According to internal performance testing, this PR introduced regressions in ClickBench queries Q20 (by 2x), Q21 (by 8x) and Q22 (by 3x) despite the lockless implementation (compared to the original implementation #86076) and my performance testing (here). I have no idea what caused this and how to check deeper (perhaps try to reproduce with ClickBench again, maybe #87337 will help), but for now I need to revert this PR as it blocks the 25.9 release.

I think introducing PR #87337 can resolve the performance regression.

zhongyuankai · 2025-09-23T12:26:40Z

@rschu1ze Can we run ClickBench again based on PR #87337?

rschu1ze · 2025-09-23T12:26:40Z

I think introducing PR #87337 can resolve the performance regression.

Could be. #87337 will nevertheless need some time to review and test. We can do it on top of a revert of the revert (which I am preparing right now).

rschu1ze · 2025-09-23T12:27:57Z

@rschu1ze Can we run ClickBench again based on PR #87337?

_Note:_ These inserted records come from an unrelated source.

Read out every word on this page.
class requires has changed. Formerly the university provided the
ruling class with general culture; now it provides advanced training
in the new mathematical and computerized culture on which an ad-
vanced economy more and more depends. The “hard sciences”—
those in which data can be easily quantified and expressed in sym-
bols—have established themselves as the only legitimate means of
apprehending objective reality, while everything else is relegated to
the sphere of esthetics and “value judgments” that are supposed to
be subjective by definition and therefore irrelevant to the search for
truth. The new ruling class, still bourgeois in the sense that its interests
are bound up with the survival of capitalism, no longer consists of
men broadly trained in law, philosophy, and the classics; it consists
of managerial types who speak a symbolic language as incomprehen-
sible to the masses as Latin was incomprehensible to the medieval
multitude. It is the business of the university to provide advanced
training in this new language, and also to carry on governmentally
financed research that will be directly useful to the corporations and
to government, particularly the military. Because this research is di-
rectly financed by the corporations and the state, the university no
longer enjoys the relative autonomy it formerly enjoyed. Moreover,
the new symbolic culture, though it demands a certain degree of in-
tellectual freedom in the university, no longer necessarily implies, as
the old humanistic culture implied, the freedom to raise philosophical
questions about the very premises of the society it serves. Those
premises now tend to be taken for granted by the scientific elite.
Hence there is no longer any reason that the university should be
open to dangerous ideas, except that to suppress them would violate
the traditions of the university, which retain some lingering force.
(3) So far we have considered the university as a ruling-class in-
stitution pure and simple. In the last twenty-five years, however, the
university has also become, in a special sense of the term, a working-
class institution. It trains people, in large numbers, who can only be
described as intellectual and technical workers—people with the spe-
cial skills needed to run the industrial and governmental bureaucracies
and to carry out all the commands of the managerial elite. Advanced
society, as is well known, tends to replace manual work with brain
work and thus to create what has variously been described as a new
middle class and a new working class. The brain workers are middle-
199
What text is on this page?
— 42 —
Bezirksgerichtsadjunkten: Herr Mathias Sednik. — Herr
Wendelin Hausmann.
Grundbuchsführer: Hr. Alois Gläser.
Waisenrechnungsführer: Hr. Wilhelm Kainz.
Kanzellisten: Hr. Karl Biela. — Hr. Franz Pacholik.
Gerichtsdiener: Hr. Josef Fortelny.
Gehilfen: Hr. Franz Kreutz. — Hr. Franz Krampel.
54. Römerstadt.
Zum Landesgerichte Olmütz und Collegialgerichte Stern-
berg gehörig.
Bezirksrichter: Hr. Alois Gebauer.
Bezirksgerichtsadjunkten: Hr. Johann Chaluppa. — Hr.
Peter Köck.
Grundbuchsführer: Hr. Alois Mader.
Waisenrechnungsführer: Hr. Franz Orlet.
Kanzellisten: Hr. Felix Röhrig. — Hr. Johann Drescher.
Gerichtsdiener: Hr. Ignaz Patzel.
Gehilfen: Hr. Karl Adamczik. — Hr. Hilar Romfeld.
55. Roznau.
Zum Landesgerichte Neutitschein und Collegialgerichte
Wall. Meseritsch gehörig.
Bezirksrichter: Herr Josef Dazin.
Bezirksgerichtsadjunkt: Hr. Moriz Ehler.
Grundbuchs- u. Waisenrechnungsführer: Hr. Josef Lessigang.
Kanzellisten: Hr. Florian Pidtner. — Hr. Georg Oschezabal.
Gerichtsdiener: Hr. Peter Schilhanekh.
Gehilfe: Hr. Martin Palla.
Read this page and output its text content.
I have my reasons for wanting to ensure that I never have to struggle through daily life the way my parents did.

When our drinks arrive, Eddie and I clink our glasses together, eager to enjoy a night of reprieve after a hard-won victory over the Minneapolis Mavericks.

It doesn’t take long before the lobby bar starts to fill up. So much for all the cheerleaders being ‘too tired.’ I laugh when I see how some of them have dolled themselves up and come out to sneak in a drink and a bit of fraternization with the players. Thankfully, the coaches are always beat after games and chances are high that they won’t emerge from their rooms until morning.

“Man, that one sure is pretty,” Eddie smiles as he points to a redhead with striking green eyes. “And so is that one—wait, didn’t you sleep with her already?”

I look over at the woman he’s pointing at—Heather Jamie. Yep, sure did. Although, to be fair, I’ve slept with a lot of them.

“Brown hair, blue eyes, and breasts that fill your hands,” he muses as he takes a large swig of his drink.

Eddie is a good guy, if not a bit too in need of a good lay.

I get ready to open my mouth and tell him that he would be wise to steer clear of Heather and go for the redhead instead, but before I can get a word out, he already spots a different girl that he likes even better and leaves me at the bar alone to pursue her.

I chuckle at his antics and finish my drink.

Sure we can. What confused me is that our internal ClickBench tests showed a regression but my testing (above) did not.

zhongyuankai · 2025-09-23T12:44:36Z

I think introducing PR #87337 can resolve the performance regression.

Could be. #87337 will nevertheless need some time to review and test. We can do it on top of a revert of the revert (which I am preparing right now).

Ok.

alexey-milovidov · 2025-09-24T12:37:47Z

Is there any real scenario in which the memory consumption of the query condition cache is a problem?

rschu1ze · 2025-09-29T08:15:23Z

Is there any real scenario in which the memory consumption of the query condition cache is a problem?

There is none. The real point of this PR is its new QueryConditionCacheWriter abstraction. It gets rid of dirty in-place modification of existing cache entries in QueryConditionCache::write (cache entries are supposed to be immutable).